In Testimonies: Crisis of Witnessing in Literature, Psychoanalysis, and History, Shoshana Felman makes the point that a witness is called upon wherever there is crisis of truth and evidence (p. 6). If we migrate with this assumption from the courtroom to the stage, we encounter what Karen Malpede calls "Theatre of Witness" or what Erdmann calls "Theatre of Testimony", which describes many contemporary plays and performances dealing with the representations of the Middle East. This article engages with contemporary theatre’s obsession with remembrance and the way the stage dramatizes the act of "bearing witness" in plays such as Wajdi Mouawad’s Scorched, Judith Thompson’s Palace of the End, and in multi-media performances such as Wafaa Bilal’s Shoot an Iraqi, and “…and Counting”. These plays and performances construct memory as a dual process of retrospective spatio-temporal narrative accounts, combined with physically enacted mnemonic flashbacks. This paper argues that the “memorialist turn” in theatre is a process of double disavowal that problematizes the witnessing of trauma and the trauma of witnessing, focusing on how the individual tries to remember or reconstruct what happened in the realm of the “real”, while escaping into the fantastical when the demands of bearing witness become severe. Finally, this paper addresses the modalities of perception of the audience bearing witness to witnessing, arguing that theatre does not construct the real or re-construct it for the audience, on the contrary if estranges it, not unlike Brechtian alienation, revealing an exchange that is both realist and anti-realist, artistic representation and reproduction of actuality, spectacle and mimesis, marking the relationship between the translocal forms of memory and the performative possibility of an aesthetic openness toward otherness.

 

 

Biografía del autor/a

Donia Mounsef, University of Alberta

Dr Donia Mounsef is Associate Professor of drama and études théâtrales (at University of Alberta Canada). A performance theorist and dramaturge, she is the author of Chair et révolte dans le théâtre de Bernard-Marie Koltès (l'Harmattan, 2005) and the co-editor of The Transparency of the Text (Yale French Studies, 2007). She publishes widely on theatre and violence, trauma theory, post-dramatic theatre, intermediality, gender, performativity. Her work appeared in Journal of Dramatic Theory and Criticism, Esprit Créateur, Yale Journal of Criticism, Women and Performance Journal, Féminismos, etc.
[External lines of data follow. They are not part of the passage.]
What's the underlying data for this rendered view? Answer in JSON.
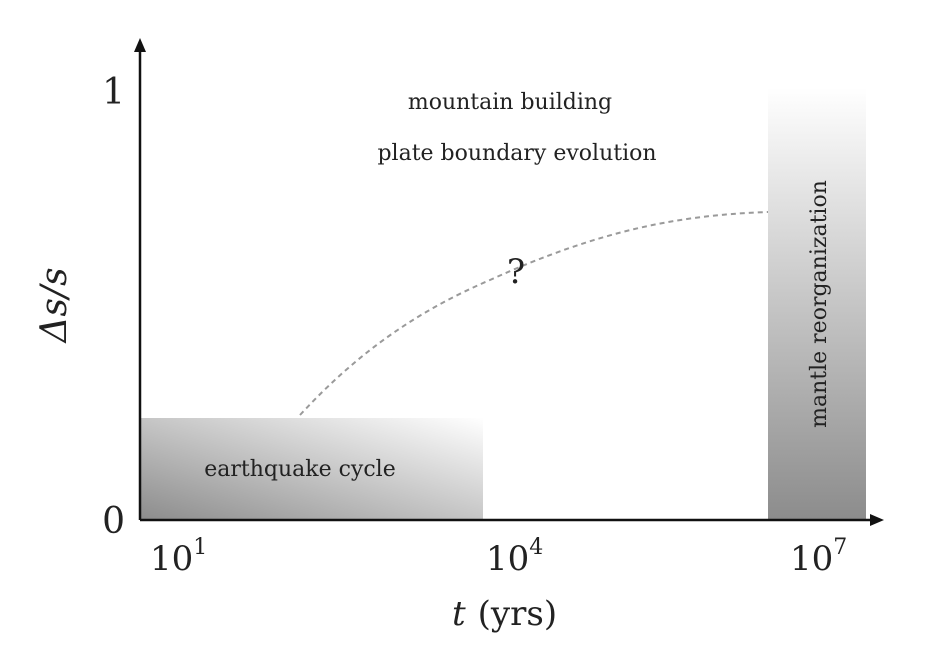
{
  "axes": {
    "y": {
      "symbol": "Δs/s",
      "ticks": [
        "0",
        "1"
      ]
    },
    "x": {
      "symbol": "t",
      "unit": "(yrs)",
      "ticks": [
        {
          "base": "10",
          "exp": "1"
        },
        {
          "base": "10",
          "exp": "4"
        },
        {
          "base": "10",
          "exp": "7"
        }
      ]
    }
  },
  "regions": {
    "earthquake_cycle": "earthquake cycle",
    "mantle_reorganization": "mantle reorganization"
  },
  "annotations": {
    "mountain_building": "mountain building",
    "plate_boundary_evolution": "plate boundary evolution",
    "unknown_marker": "?"
  },
  "colors": {
    "axis": "#111111",
    "shade_dark": "#8c8c8c",
    "shade_light": "#ffffff",
    "dashed_curve": "#9a9a9a"
  }
}
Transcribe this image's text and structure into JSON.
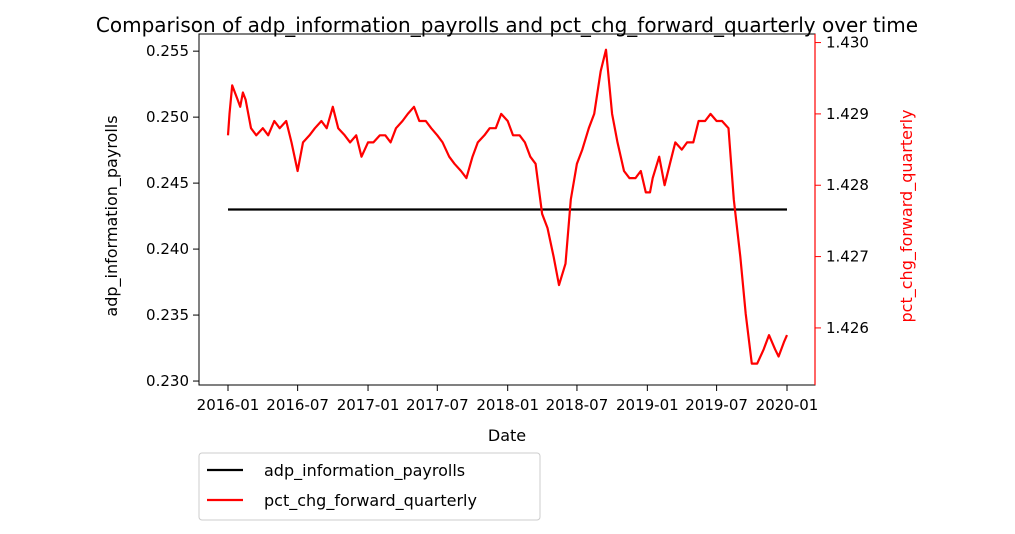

Mai Hussein, University of Alberta

Mai Hussein is a PhD Candidate in French Literature in the Dept. of Modern Languages and Cultural Studies (University of Alberta, Canada). She holds an MA in French from Alexandria University in Egypt. Before starting her PhD, Mai served as the Head of French Translation Department of the Egyptian Customs Authority and the official translator of the Bibliotheca Alexandrina - Arab Academy for Sciences, Technology and Maritime Studies and the Linguistics and Translation Unit of the University of Alexandria. Mai’s research focuses on the theatre of Arab Canadian playwright Wajdi Mouawad and the question of witnessing, and appropriation.